A China-associated cyber-espionage group, Red Menshen, has been conducting long-term operations targeting telecom networks across Asia and the Middle East, using a highly covert Linux backdoor called BPFDoor to spy on government and critical infrastructure systems.
Tracked under multiple aliases—including Earth Bluecrow, DecisiveArchitect, and Red Dev 18—Red Menshen has operated since at least 2021, embedding persistent access mechanisms deep within network environments. Security researchers at Rapid7 describe these implants as “some of the stealthiest digital sleeper cells ever observed in telecommunications networks.”

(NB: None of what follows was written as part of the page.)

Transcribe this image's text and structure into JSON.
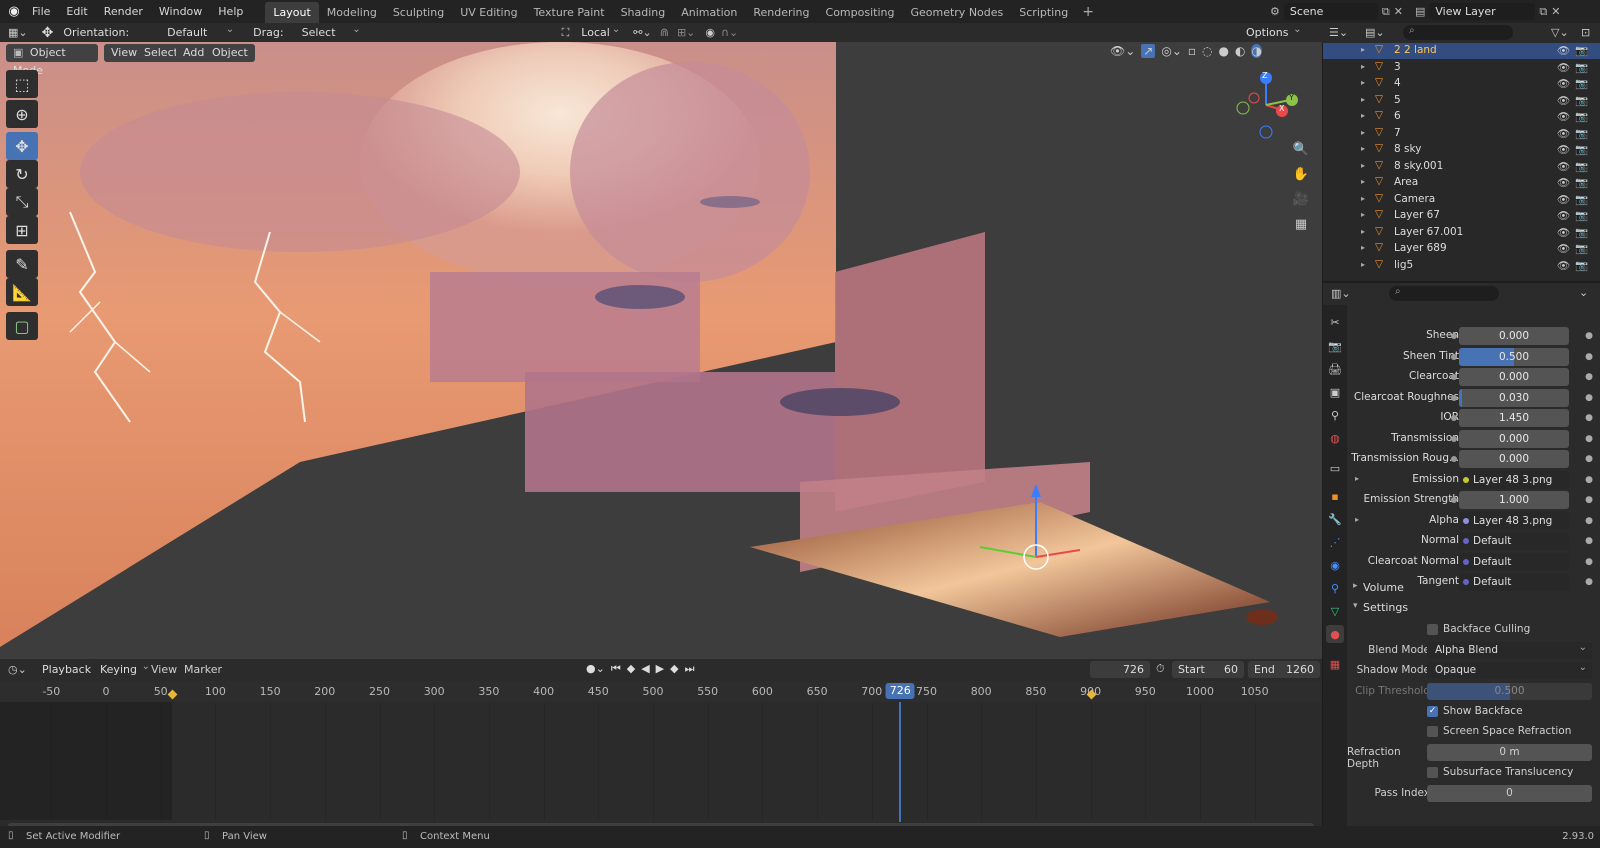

The group’s toolkit includes kernel-level implants, passive backdoors, credential-harvesting utilities, and cross-platform command frameworks, enabling prolonged network presence without detection. Unlike conventional malware, BPFDoor leverages Berkeley Packet Filter (BPF) functionality to inspect network traffic directly at the kernel level, activating only upon receiving specially crafted “magic” packets. This approach eliminates visible command-and-control channels or listening ports, making the implant nearly invisible to standard monitoring.
Red Menshen typically gains initial access by exploiting internet-facing systems, including VPN appliances, firewalls, and web-facing platforms from vendors like Ivanti, Cisco, Juniper Networks, Fortinet, VMware, Palo Alto Networks, and Apache Struts. Once inside, the group deploys Linux-compatible frameworks such as CrossC2, along with Sliver, TinyShell, keyloggers, and brute-force utilities to move laterally and harvest credentials.

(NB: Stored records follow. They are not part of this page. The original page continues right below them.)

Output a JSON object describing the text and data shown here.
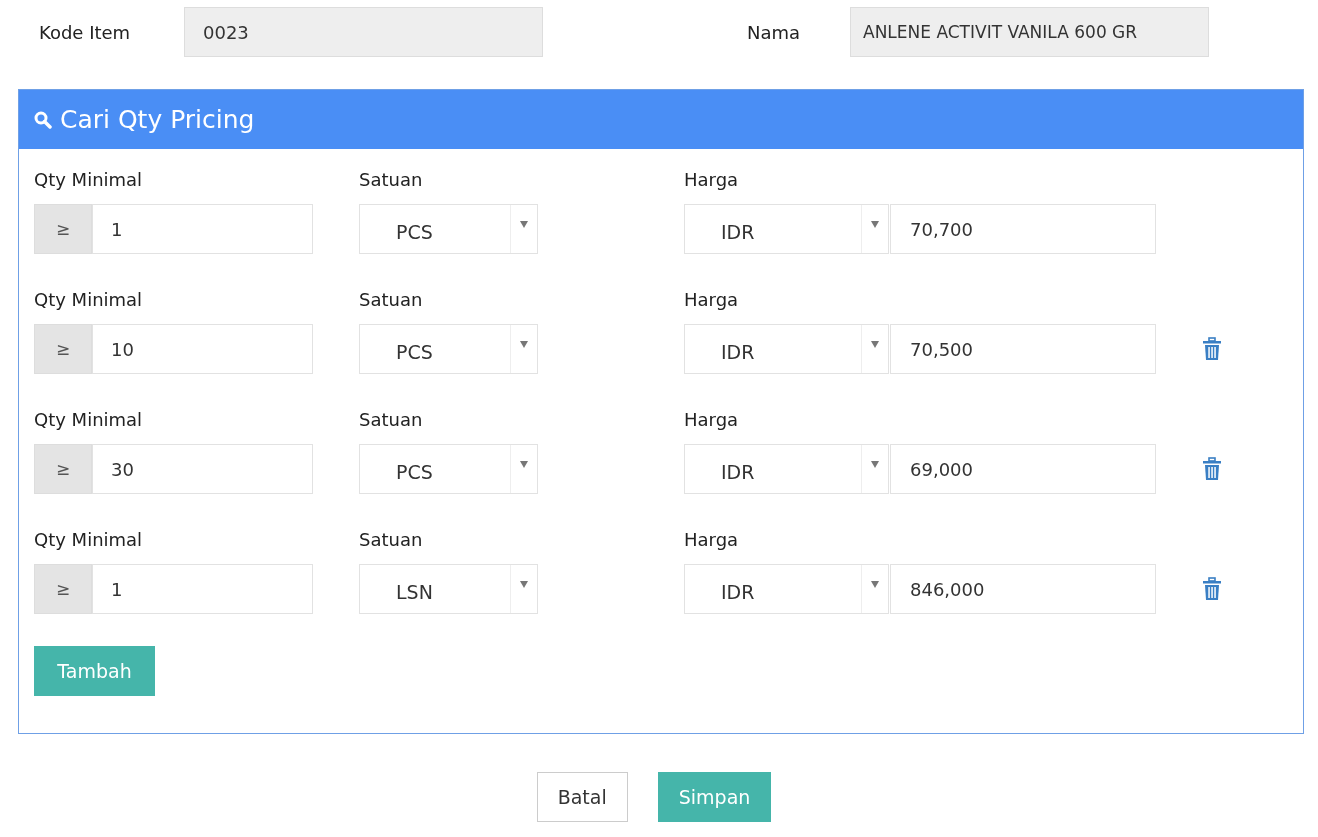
{
  "header_fields": [
    {
      "label": "Kode Item",
      "value": "0023"
    },
    {
      "label": "Nama",
      "value": "ANLENE ACTIVIT VANILA 600 GR"
    }
  ],
  "panel": {
    "title": "Cari Qty Pricing",
    "rows": [
      {
        "qty_label": "Qty Minimal",
        "operator": "≥",
        "qty": "1",
        "unit_label": "Satuan",
        "unit": "PCS",
        "price_label": "Harga",
        "currency": "IDR",
        "price": "70,700",
        "deletable": false
      },
      {
        "qty_label": "Qty Minimal",
        "operator": "≥",
        "qty": "10",
        "unit_label": "Satuan",
        "unit": "PCS",
        "price_label": "Harga",
        "currency": "IDR",
        "price": "70,500",
        "deletable": true
      },
      {
        "qty_label": "Qty Minimal",
        "operator": "≥",
        "qty": "30",
        "unit_label": "Satuan",
        "unit": "PCS",
        "price_label": "Harga",
        "currency": "IDR",
        "price": "69,000",
        "deletable": true
      },
      {
        "qty_label": "Qty Minimal",
        "operator": "≥",
        "qty": "1",
        "unit_label": "Satuan",
        "unit": "LSN",
        "price_label": "Harga",
        "currency": "IDR",
        "price": "846,000",
        "deletable": true
      }
    ],
    "add_button": "Tambah"
  },
  "buttons": [
    {
      "label": "Batal",
      "kind": "secondary"
    },
    {
      "label": "Simpan",
      "kind": "primary"
    }
  ]
}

BPFDoor operates in two parts: a passive backdoor on compromised systems and a controller managed by the attackers. The backdoor inspects incoming traffic for the trigger packet and opens a remote shell upon detection. The controller can also operate internally within the victim network, masquerading as legitimate system processes to trigger additional implants or enable lateral movement.

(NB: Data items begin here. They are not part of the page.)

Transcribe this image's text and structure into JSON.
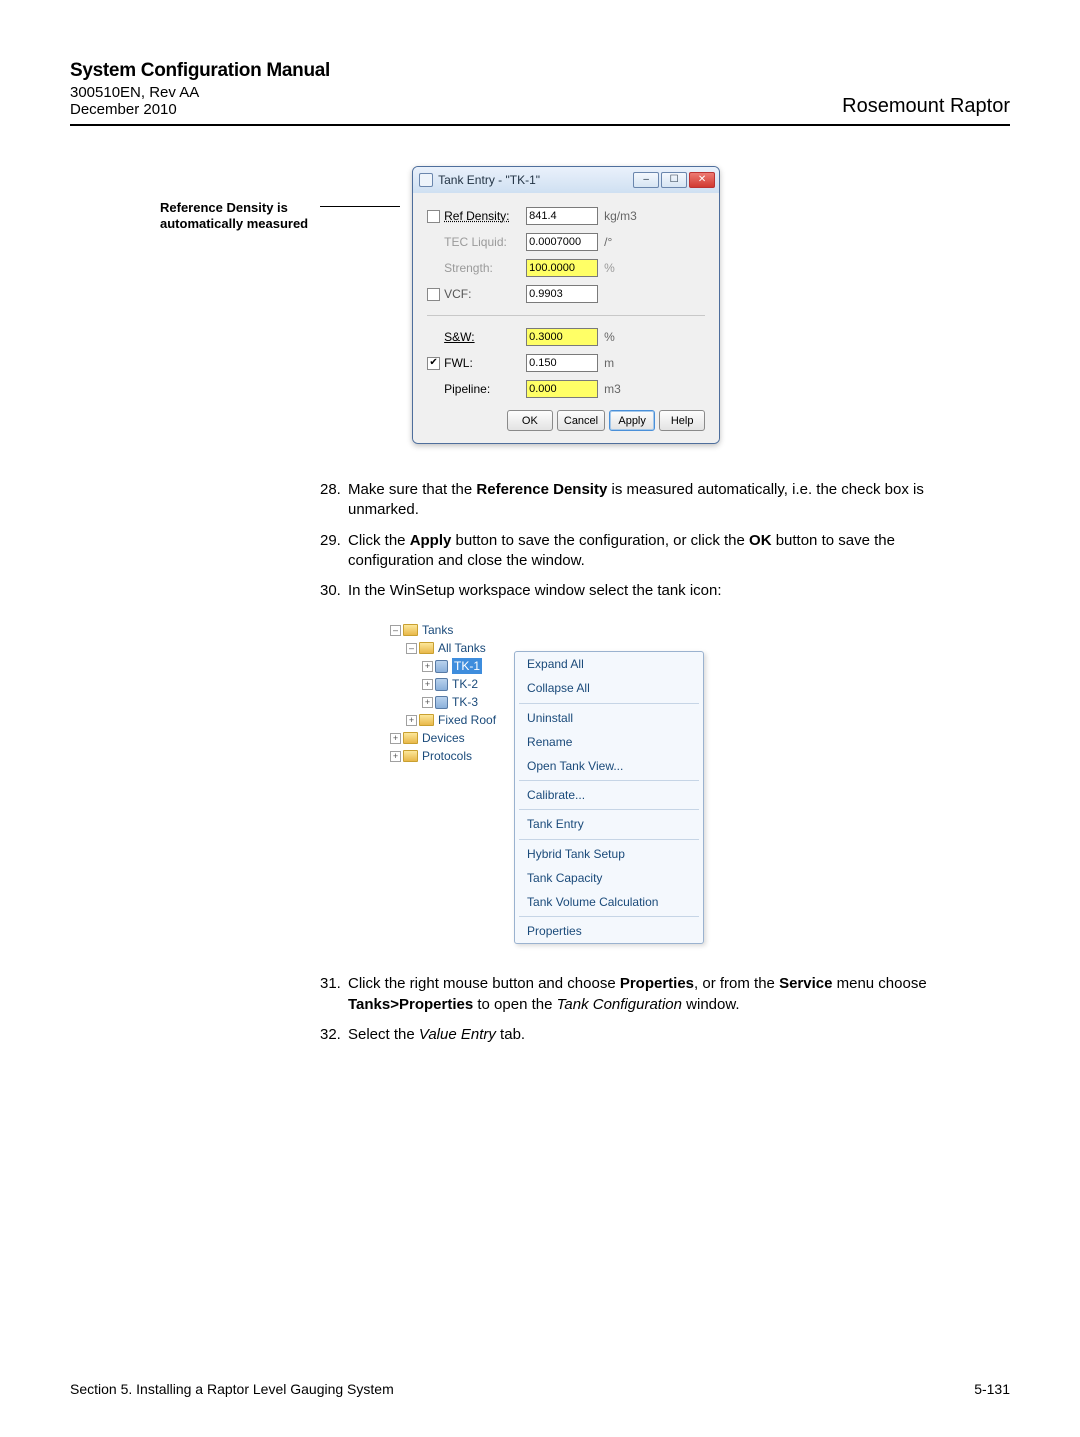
{
  "header": {
    "manual_title": "System Configuration Manual",
    "doc_id": "300510EN, Rev AA",
    "doc_date": "December 2010",
    "product": "Rosemount Raptor"
  },
  "callout": "Reference Density is\nautomatically measured",
  "dialog": {
    "title": "Tank Entry -  \"TK-1\"",
    "rows": {
      "ref_density": {
        "label": "Ref Density:",
        "value": "841.4",
        "unit": "kg/m3"
      },
      "tec_liquid": {
        "label": "TEC Liquid:",
        "value": "0.0007000",
        "unit": "/°"
      },
      "strength": {
        "label": "Strength:",
        "value": "100.0000",
        "unit": "%"
      },
      "vcf": {
        "label": "VCF:",
        "value": "0.9903",
        "unit": ""
      },
      "sw": {
        "label": "S&W:",
        "value": "0.3000",
        "unit": "%"
      },
      "fwl": {
        "label": "FWL:",
        "value": "0.150",
        "unit": "m"
      },
      "pipeline": {
        "label": "Pipeline:",
        "value": "0.000",
        "unit": "m3"
      }
    },
    "buttons": {
      "ok": "OK",
      "cancel": "Cancel",
      "apply": "Apply",
      "help": "Help"
    }
  },
  "steps": {
    "s28": "Make sure that the <b>Reference Density</b> is measured automatically, i.e. the check box is unmarked.",
    "s29": "Click the <b>Apply</b> button to save the configuration, or click the <b>OK</b> button to save the configuration and close the window.",
    "s30": "In the WinSetup workspace window select the tank icon:",
    "s31": "Click the right mouse button and choose <b>Properties</b>, or from the <b>Service</b> menu choose <b>Tanks>Properties</b> to open the <i>Tank Configuration</i> window.",
    "s32": "Select the <i>Value Entry</i> tab."
  },
  "tree": {
    "tanks": "Tanks",
    "all_tanks": "All Tanks",
    "tk1": "TK-1",
    "tk2": "TK-2",
    "tk3": "TK-3",
    "fixed_roof": "Fixed Roof",
    "devices": "Devices",
    "protocols": "Protocols"
  },
  "context_menu": {
    "expand_all": "Expand All",
    "collapse_all": "Collapse All",
    "uninstall": "Uninstall",
    "rename": "Rename",
    "open_tank_view": "Open Tank View...",
    "calibrate": "Calibrate...",
    "tank_entry": "Tank Entry",
    "hybrid": "Hybrid Tank Setup",
    "tank_capacity": "Tank Capacity",
    "tank_volume": "Tank Volume Calculation",
    "properties": "Properties"
  },
  "footer": {
    "left": "Section 5. Installing a Raptor Level Gauging System",
    "right": "5-131"
  }
}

Some BPFDoor variants even support the Stream Control Transmission Protocol (SCTP), allowing attackers to monitor telecom-native protocols, track subscribers, and gather intelligence on individuals of interest. A newly discovered version enhances stealth further by hiding trigger packets within legitimate HTTPS traffic and using ICMP for lightweight inter-host communication.
“Telecom environments, with their bare-metal systems, virtualization layers, and containerized 4G/5G core components, provide an ideal terrain for low-noise, long-term persistence,” Rapid7 said. By embedding malware in the operating system kernel and infrastructure platforms rather than the user space, Red Menshen ensures its operations remain undetected for extended periods.
The campaign highlights a growing trend in cyber-espionage: attackers are embedding implants deeper into networks, targeting infrastructure and operating system components to maintain persistent access while evading traditional monitoring tools.